SolingenBürger helfen beim Sparen
Die Stadt Solingen schreckte im Jahr 2010 nicht davor zurück, mit ihren Bürgern unpopuläre Sparvorschläge im Internet zu diskutieren. Diese Offenheit im Umgang mit der Bürgerschaft wurde vom europäischen Institut für öffentliche Verwaltung (EIPA) im November 2011 im Rahmen des European Public Sector Award (EPSA) mit der Verleihung eines Best Practice Certificate honoriert, als Zeugnis für vorbildliche Verwaltungspraxis.
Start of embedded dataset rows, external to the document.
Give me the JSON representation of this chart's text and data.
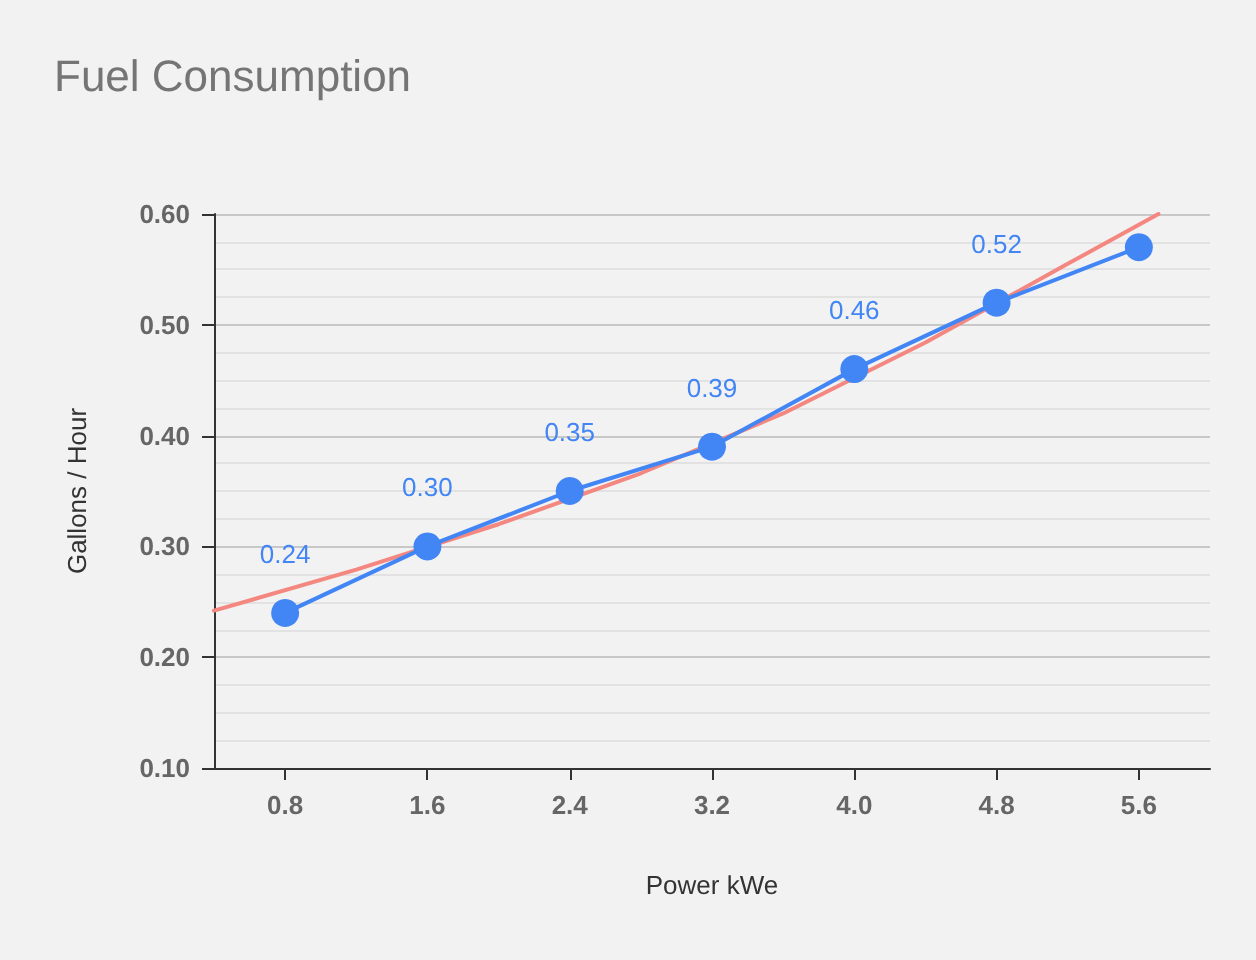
{
  "chart_data": {
    "type": "line",
    "title": "Fuel Consumption",
    "xlabel": "Power kWe",
    "ylabel": "Gallons / Hour",
    "x": [
      0.8,
      1.6,
      2.4,
      3.2,
      4.0,
      4.8,
      5.6
    ],
    "series": [
      {
        "color": "#f4877f",
        "marker": "none",
        "x": [
          0.4,
          1.2,
          2.0,
          2.8,
          3.6,
          4.4,
          5.2,
          5.71
        ],
        "values": [
          0.242,
          0.279,
          0.32,
          0.366,
          0.42,
          0.484,
          0.555,
          0.6
        ]
      },
      {
        "color": "#4285f4",
        "marker": "circle",
        "values": [
          0.24,
          0.3,
          0.35,
          0.39,
          0.46,
          0.52,
          0.57
        ],
        "value_labels": [
          "0.24",
          "0.30",
          "0.35",
          "0.39",
          "0.46",
          "0.52",
          null
        ]
      }
    ],
    "xlim": [
      0.4,
      6.0
    ],
    "xticks": [
      {
        "value": 0.8,
        "label": "0.8"
      },
      {
        "value": 1.6,
        "label": "1.6"
      },
      {
        "value": 2.4,
        "label": "2.4"
      },
      {
        "value": 3.2,
        "label": "3.2"
      },
      {
        "value": 4.0,
        "label": "4.0"
      },
      {
        "value": 4.8,
        "label": "4.8"
      },
      {
        "value": 5.6,
        "label": "5.6"
      }
    ],
    "ylim": [
      0.1,
      0.6
    ],
    "yticks": [
      {
        "value": 0.1,
        "label": "0.10"
      },
      {
        "value": 0.2,
        "label": "0.20"
      },
      {
        "value": 0.3,
        "label": "0.30"
      },
      {
        "value": 0.4,
        "label": "0.40"
      },
      {
        "value": 0.5,
        "label": "0.50"
      },
      {
        "value": 0.6,
        "label": "0.60"
      }
    ],
    "grid": "y"
  }
}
Die Solinger Art, die Bürger beim Sparen zu beteiligen, sei ein Erfolgsmodell für öffentliche Verwaltungen in Europa, so das Maastrichter Institut.
Gelobt wurde Solingen für sein Verfahren zur bürgerbeteiligten Haushaltssicherung, im Zuge dessen die Kommune gemeinsam mit ihren Bürgern das größte Sparpaket ihrer Geschichte geschnürt hatte. Das 43,7 Millionen Euro schwere Paket wurde am 8. Juli 2010 vom Stadtrat beschlossen. Es beinhaltete 248 Vorschläge, wie die Stadt ihre Ausgaben um fast zehn Prozent zurückfahren könnte. Die drastischen Einschnitte waren nötig, um das städtische Eigenkapital nicht unter fallen zu lassen. Denn in diesem Fall der Überschuldung drohten der Stadt erhebliche Einschränkungen bei der Selbstverwaltung durch die zuständigen Aufsichtsbehörden.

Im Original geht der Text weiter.